Dazai’s “Almanac of Pain,” et al.

A political memoir from Dazai Osamu! I find it hard to comprehend the kind of young communist he could have been, and “Almanac of Pain” could serve as the title for his collected work. It is hard to imagine how it can be a story either, lacking plot, and other characters. It is not lacking for aphorisms, however. Nor is it lacking humor (self-deprecating humor, of course).

I thought he was challenging (in advance) Keene’s claim for him as a social historian of defeated Japan: “I am a writer of the marketplace. What I speak bout remains within the purview of the history of the one little individual called ‘me’” [and various other names!], but he turns to make a claim similar to what I think Keene meant (exemplification of the spirit of the time, not documentation of details of typical behavior or attitude): “but in later ages when the time comes to investigate our current of thought, it may be that these personal fragmentary descriptions of our [!] lives that we are always writing will be more reliable than the writings of so-called historians” (in “An almanac of pain,” [1946] Lyons tr., p. 263).

A statement of the leitmotif of strong women and a weak Dazai follows, as he notes the women in the family long outlive their husbands, and that sons-in-law had to keep marrying in (the previous three generations).


I read Blue Bamboo, with more Dazai stories, mostly reworkings from the war years. Along with translator Ralph McCarthy, I wish that he had written more Irie family serial stories. I prefer Dazai frivolity to self-laceration.
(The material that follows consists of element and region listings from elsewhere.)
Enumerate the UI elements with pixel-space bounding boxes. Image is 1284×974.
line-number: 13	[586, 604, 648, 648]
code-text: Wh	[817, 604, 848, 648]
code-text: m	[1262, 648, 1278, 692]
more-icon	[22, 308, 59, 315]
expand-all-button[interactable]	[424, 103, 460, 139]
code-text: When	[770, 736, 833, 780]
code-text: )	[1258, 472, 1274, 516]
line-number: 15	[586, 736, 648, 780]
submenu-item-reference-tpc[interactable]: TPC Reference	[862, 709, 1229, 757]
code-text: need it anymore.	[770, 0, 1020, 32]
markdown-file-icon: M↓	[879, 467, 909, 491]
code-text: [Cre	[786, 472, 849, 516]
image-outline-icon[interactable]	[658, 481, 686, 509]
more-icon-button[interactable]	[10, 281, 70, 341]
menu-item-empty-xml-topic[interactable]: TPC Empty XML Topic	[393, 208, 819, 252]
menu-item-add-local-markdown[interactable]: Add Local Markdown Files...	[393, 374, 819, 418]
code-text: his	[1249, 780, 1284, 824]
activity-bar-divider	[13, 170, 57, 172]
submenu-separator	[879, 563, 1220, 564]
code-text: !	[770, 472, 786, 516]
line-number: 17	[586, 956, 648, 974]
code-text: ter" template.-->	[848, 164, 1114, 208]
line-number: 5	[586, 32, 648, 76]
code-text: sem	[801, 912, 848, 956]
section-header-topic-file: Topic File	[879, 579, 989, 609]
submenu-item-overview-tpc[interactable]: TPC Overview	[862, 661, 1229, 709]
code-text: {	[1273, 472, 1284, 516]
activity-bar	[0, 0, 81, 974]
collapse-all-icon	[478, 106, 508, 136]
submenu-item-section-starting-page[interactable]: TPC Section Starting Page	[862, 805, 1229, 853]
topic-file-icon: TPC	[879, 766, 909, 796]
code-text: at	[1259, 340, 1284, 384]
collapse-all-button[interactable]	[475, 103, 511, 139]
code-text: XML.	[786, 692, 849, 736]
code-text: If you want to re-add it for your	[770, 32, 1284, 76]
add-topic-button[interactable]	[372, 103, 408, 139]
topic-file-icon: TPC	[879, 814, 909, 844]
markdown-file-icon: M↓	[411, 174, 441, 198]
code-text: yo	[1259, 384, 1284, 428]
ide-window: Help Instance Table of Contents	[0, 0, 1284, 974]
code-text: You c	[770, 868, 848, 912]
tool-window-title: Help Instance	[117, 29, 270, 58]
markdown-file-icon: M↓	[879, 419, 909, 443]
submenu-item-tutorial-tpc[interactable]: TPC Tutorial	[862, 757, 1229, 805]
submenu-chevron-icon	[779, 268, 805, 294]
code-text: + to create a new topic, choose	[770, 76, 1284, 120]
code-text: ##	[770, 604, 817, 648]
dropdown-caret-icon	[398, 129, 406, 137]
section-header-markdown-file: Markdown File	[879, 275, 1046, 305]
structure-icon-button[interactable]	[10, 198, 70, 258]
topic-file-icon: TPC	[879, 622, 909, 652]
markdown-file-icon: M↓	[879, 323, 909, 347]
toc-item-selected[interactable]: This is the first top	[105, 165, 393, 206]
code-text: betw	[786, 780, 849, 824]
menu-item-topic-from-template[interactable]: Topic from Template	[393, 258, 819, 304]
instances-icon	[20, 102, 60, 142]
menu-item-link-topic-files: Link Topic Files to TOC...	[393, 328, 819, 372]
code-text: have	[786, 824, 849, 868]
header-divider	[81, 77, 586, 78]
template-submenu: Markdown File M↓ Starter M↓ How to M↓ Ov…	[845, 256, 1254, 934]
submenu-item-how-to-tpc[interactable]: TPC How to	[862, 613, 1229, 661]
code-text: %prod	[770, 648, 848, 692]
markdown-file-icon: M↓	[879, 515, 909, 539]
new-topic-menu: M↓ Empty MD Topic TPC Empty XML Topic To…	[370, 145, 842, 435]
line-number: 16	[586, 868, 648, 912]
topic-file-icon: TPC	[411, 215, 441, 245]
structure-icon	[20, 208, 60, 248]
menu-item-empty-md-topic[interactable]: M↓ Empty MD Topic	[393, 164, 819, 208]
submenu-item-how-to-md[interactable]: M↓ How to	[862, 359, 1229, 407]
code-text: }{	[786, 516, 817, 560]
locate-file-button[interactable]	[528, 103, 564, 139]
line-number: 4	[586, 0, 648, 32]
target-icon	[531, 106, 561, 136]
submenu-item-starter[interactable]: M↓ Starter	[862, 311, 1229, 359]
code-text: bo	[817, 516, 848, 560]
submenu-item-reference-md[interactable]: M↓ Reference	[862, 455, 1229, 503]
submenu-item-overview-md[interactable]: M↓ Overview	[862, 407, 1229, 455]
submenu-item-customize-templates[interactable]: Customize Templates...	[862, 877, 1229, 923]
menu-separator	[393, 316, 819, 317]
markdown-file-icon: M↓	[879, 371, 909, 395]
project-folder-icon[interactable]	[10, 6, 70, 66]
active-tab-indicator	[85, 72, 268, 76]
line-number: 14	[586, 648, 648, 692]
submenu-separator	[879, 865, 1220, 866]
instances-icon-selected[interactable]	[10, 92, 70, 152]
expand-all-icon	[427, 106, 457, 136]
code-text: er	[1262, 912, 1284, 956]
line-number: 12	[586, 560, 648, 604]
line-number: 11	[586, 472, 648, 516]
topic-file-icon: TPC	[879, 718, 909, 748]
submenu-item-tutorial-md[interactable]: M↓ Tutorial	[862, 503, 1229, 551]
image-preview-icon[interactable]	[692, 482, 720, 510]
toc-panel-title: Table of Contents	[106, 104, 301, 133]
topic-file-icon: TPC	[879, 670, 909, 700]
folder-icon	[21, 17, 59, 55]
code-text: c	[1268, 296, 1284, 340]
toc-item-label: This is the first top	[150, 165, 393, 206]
I wish that love conquered all and that we all lived happily ever after.


Dazai says something that recalled Mislosz’s statement about the domesticity of European “scenery” in contrast to the inhuman scale of western North America:“Scenery is something that has been gazed at and described by people through a long passage of years, that has been, as it were, tasted by human eyes, softened and tamed by human beings.” (from Return to Tsugaru (1944), p. 331). In contrast “this seacoast at the northernmost end of Honshu was nothing at all like scenery. It totally rejected human existence” and is “simply frightening… This was the dead end of Honshu” (p. 332). This seems to be the Taiwanese conception, too. Sun-Moon Lake or the dawn above the clouds from Ali-Shan—or the Golden Gate Bridge… In “100 views of Mt. Fuji,” Dazai sought an unhackneyed experience of the most famous site in Japan, though he eventually came to appreciate what everyone else does. There seems to me some load of reverence in the way people from Taiwan and from Indonesia (and elsewhere, but these are the two I’ve experienced most recently) use “famous” for a professor or a school: as if the judgment was supernatural, not a product of the repetition of people’s words.